Find the best solutions to your questions at Westonci.ca, the premier Q&A platform with a community of knowledgeable experts. Get accurate and detailed answers to your questions from a dedicated community of experts on our Q&A platform. Experience the ease of finding precise answers to your questions from a knowledgeable community of experts.
Sagot :
Using the normal distribution, it is found that the relative frequency of classical CDs with playing time X between 49 and 69 minutes is 0.8403 = 84.03%.
Normal Probability Distribution
The z-score of a measure X of a normally distributed variable with mean [tex]\mu[/tex] and standard deviation [tex]\sigma[/tex] is given by:
[tex]Z = \frac{X - \mu}{\sigma}[/tex]
- The z-score measures how many standard deviations the measure is above or below the mean.
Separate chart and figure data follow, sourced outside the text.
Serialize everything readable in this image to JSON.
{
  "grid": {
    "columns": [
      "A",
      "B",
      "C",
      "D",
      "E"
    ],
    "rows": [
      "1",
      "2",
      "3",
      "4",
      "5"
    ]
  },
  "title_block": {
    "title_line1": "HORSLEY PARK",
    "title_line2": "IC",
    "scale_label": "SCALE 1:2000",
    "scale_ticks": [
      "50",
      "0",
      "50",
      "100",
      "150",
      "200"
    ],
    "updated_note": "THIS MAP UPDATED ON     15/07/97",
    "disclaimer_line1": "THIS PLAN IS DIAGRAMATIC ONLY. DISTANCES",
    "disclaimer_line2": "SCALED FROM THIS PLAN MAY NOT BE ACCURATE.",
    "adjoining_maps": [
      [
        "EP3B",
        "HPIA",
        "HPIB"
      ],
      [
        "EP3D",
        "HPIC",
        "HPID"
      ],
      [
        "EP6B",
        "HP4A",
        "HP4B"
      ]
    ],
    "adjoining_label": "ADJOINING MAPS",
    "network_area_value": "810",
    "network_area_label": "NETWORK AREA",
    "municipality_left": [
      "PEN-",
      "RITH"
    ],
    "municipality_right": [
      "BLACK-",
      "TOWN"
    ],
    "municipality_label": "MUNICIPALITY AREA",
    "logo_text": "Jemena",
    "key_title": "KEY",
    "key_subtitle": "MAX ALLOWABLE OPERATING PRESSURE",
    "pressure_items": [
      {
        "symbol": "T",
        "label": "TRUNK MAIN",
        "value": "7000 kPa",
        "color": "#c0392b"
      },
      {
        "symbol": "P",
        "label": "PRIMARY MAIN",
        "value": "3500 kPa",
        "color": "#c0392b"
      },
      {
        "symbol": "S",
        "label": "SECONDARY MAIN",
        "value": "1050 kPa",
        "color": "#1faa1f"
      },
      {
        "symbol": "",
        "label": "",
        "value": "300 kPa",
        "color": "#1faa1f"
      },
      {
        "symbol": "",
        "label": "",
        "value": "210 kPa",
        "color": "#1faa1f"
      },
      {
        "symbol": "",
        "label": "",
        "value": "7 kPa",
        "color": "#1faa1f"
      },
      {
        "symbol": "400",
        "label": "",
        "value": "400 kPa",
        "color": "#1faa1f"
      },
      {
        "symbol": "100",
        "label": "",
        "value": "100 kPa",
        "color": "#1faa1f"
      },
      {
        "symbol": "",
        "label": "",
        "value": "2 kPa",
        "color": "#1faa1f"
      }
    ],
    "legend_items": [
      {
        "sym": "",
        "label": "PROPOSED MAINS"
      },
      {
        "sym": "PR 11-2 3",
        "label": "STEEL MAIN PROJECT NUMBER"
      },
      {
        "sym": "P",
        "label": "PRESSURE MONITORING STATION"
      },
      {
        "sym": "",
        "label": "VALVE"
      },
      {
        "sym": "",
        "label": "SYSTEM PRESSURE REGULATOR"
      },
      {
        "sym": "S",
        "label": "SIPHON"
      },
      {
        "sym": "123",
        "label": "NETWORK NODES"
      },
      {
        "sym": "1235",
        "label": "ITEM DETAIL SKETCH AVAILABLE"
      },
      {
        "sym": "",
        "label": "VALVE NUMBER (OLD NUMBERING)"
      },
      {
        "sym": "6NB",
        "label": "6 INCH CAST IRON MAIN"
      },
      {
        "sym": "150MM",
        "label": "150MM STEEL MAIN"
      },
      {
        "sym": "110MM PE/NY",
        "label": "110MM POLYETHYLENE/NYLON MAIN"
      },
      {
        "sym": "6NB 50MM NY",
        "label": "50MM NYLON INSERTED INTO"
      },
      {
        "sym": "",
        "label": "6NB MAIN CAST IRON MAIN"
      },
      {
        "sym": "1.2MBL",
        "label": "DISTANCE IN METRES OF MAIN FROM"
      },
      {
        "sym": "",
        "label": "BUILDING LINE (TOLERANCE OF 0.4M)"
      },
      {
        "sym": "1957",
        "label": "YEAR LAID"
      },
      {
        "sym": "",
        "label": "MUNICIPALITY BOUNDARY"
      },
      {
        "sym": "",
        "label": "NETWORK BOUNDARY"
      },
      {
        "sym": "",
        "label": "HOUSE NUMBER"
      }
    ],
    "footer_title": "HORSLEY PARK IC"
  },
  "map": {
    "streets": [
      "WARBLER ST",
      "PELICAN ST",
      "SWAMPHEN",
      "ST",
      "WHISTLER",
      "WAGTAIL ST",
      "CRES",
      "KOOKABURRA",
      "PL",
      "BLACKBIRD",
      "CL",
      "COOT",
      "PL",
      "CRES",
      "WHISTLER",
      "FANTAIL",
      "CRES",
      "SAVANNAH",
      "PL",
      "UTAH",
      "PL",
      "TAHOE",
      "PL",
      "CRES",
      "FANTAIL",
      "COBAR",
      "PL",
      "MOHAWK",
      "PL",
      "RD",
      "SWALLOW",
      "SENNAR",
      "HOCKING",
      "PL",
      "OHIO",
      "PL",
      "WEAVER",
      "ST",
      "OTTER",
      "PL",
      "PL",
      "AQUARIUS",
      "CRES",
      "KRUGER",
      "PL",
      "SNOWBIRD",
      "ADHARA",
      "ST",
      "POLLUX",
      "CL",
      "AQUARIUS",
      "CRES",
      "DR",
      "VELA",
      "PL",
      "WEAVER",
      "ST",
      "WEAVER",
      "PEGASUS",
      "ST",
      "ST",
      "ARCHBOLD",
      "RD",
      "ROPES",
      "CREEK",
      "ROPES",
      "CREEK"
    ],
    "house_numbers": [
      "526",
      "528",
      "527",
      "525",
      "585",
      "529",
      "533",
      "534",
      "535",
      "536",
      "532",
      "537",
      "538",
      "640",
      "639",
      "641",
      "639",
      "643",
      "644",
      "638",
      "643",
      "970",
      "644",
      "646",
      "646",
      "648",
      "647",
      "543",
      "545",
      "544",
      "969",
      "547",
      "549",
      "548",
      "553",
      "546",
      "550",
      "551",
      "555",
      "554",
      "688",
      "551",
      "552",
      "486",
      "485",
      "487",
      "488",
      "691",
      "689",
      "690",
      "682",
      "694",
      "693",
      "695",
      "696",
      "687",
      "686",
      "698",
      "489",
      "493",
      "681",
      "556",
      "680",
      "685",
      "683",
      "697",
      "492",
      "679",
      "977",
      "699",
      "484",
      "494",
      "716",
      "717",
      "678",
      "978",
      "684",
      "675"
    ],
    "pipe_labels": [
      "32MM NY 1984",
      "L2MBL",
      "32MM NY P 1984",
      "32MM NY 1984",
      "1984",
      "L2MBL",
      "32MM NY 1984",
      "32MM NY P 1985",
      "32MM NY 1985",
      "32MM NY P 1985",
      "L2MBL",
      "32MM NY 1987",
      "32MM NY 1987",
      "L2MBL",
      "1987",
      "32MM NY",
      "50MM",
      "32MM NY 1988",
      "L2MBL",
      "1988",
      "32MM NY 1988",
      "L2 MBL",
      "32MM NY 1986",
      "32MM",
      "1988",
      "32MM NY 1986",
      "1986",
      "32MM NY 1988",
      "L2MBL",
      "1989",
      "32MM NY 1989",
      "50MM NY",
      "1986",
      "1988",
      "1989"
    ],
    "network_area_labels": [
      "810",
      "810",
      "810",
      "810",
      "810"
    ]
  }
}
- Looking at the z-score table, the p-value associated with this z-score is found, which is the percentile of X.
The mean and the standard deviation are given, respectively, by:
[tex]\mu = 54, \sigma = 5[/tex]
The relative frequency of classical CDs with playing time X between 49 and 69 minutes is the p-value of Z when X = 69 subtracted by the p-value of Z when X = 49, hence:
X = 69:
[tex]Z = \frac{X - \mu}{\sigma}[/tex]
[tex]Z = \frac{69 - 54}{5}[/tex]
Z = 3
Z = 3 has a p-value of 0.9987.
X = 49:
[tex]Z = \frac{X - \mu}{\sigma}[/tex]
[tex]Z = \frac{49 - 54}{5}[/tex]
Z = -1
Z = -1 has a p-value of 0.1584.
0.9987 - 0.1584 = 0.8403.
More can be learned about the normal distribution at https://brainly.com/question/4079902
#SPJ1
We hope you found what you were looking for. Feel free to revisit us for more answers and updated information. We hope you found this helpful. Feel free to come back anytime for more accurate answers and updated information. Thank you for visiting Westonci.ca, your go-to source for reliable answers. Come back soon for more expert insights.